Point d’étape du 19 janvier 2018

Moment de stress pour l’équipe des Poilus. Sept élèves font face à un auditoire de membres de la communauté française. Notre objectif, leur présenter notre projet, ses objectifs, les réalisations en cours, les obstacles rencontrés, les énigmes irrésolus pour l’instant. Madame BOUVIER rappelle le cadre de ce projet , en présence des proviseurs adjoints Mme WALLYN, MM.MONTOYA et ARIBAUD. Marie-Line BENOURDJA, CPE du Lycée, est venue également assister à ce premier bilan d’étape. Soutenus par une présentation en ligne, Lucas, Alma, Inès, Emma, Almudena, Adrian et Sylvia expliquent ensuite comment ils progressent peu à peu dans leurs recherches, redonnent progressivement une identité à chacun des 40 poilus de la plaque.  Ils décrivent aussi les outils et ressources utilisés, les pièges à éviter, les énigmes qui demeurent. Une vingtaine de minutes intenses, suivies d’un échange avec un public plus qu’attentif. Avec de nombreuses surprises, conseils et encouragements à la clef.  Georges FARNIE pour l’Entraide Française nous apporte des photocopies du bulletin de l’entraide dont nous cherchions les traces. Des documents d’une grande richesse dont l’exploration va se poursuivre sur place.
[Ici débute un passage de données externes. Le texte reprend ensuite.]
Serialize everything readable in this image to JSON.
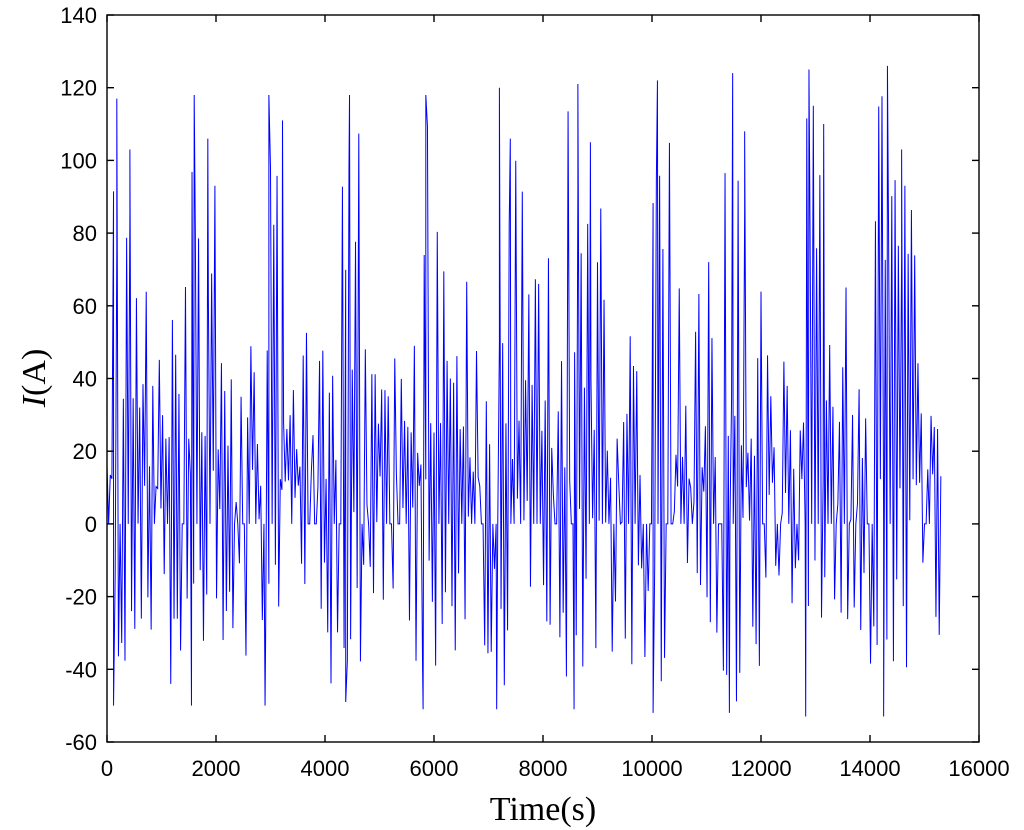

L’énigme des plaques s’éclaire peu à peu : Michel BERTRAND, Directeur de la Casa Velazquez, nous a confirmé que la plaque de Yani Paris a disparu lors de la destruction de la Casa pendant la guerre civile. Il nous rappelle que la Casa est bien sûr ouverte à nos apprentis chercheurs. Lucas et Alma ont retrouvé avec plaisir Grégori REIMOND, qui a vu apparaître, sur le mur d’investigatio,n les portraits des frères Paris qu’il nous a fait découvrir lors de son intervention. Daniel PETITJEAN  nous fait part de son intérêt pour notre projet de Grande collecte et nous raconte également le trajet de la plaque du consulat, auparavant situé près de l’hôpital Saint-Louis. Nous reviendrons vers lui pour refaire un historique plus précis du parcours de cette plaque. Patrick ROYANNAIS, curé de la Paroisse Saint Louis des Français, nous apprend qu’il ignorait l’existence d’une plaque dans l’Eglise Saint-Louis. A sa connaissance, elle n’existerait plus. Fin de l’enquête?
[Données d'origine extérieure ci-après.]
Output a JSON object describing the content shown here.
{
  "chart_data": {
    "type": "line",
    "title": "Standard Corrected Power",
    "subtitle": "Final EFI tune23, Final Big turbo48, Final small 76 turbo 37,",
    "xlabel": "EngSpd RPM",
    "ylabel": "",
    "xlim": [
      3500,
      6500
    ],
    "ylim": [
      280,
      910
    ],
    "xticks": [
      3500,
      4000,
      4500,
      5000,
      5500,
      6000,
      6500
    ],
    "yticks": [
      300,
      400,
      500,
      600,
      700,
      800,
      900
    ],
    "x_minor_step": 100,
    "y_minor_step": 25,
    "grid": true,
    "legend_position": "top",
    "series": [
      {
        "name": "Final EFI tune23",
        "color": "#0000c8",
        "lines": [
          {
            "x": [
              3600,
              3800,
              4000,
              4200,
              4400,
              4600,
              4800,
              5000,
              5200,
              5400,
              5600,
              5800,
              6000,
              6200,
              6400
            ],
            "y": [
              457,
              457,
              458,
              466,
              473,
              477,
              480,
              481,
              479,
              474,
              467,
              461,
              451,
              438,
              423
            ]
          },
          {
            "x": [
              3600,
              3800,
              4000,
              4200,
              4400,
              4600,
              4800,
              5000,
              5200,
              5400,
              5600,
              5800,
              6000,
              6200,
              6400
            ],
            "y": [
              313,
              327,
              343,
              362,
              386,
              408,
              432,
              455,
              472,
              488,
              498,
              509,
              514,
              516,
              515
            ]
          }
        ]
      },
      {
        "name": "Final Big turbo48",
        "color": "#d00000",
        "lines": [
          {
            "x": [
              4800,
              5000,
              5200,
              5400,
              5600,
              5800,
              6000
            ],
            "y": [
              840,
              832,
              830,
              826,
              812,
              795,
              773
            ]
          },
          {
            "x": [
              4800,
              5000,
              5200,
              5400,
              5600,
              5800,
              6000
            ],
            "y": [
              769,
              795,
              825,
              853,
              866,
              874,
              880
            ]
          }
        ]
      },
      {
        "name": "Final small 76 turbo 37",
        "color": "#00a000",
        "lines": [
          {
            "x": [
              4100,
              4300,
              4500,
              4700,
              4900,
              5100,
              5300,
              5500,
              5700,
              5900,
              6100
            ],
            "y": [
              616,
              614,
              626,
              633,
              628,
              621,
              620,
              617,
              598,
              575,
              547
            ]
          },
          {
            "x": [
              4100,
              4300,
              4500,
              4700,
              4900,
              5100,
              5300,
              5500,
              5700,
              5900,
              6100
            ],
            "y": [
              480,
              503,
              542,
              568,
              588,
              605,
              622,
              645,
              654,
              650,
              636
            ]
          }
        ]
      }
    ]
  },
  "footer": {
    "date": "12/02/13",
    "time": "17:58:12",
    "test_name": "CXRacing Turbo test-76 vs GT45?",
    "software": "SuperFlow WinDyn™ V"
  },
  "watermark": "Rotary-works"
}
Almudena n’a pas hésité à demander de l’aide à Cédric PRIETO, Consul général de France à Madrid, dans sa quête des orphelins BACQUIE. Celui-ci nous a dit qu’il pourrait éventuellement nous transmettre des informations si le consulat en disposait. Serait-ce la fin de cette énigme?Les élèves ont reçu également les encouragements de Jocelyne SAINT-GEOURS, qui avait déjà rencontré les élèves lors de la cérémonie du 11 novembre.  Pierre BERTHELOT, de l’Ordre National du Mérite, a assuré les élèves qu’il suivrait avec intérêt l’évolution du projet sur les deux années qui viennent. Xavier DE CREVOISIER, pour le Souvenir Français, a insisté sur le devoir de mémoire, tout en indiquant aux élèves que des documents concernant les officiers existent sans doute à Vincennes. Une nouvelle piste à explorer.

Luis ESPANOL BOUCHE, ancien élève et historien, qui nous a déjà donné une belle piste pour le poilu Claude André, nous précise qu’il y a peut-être des archives intéressantes à Madrid, car l’Espagne pendant la guerre s’était donnée comme mission de rechercher les soldats disparus. Or certains de nos poilus ont été déclarés disparus d’après leur fiche Mort pour la France. Nous n’hésiterons pas à le contacter sur l’email qu’il a créé spécialement pour nous aider. Joëlle SEE, de l’ordre national du mérite, nous propose de faire le lien avec la Chambre de commerce pour voir s’il existe d’autres documents d’archives. Quant aux représentants des Parents, ils nous ont assuré de leur soutien pour diffuser l’information de la grande collecte. Ugo LOPEZ, assistant parlementaire de Samantha CAZEBONNE, a pris le temps de discuter avec les élèves de leurs découvertes. Les élèves se rappelaient de son tweet! Des professeurs d’histoire-géographie et documentalistes ont également donné des conseils aux élèves pour progresser dans leurs recherches.

Un grand merci à tous! En particulier à Marion BARLAND pour l’organisation de cette rencontre.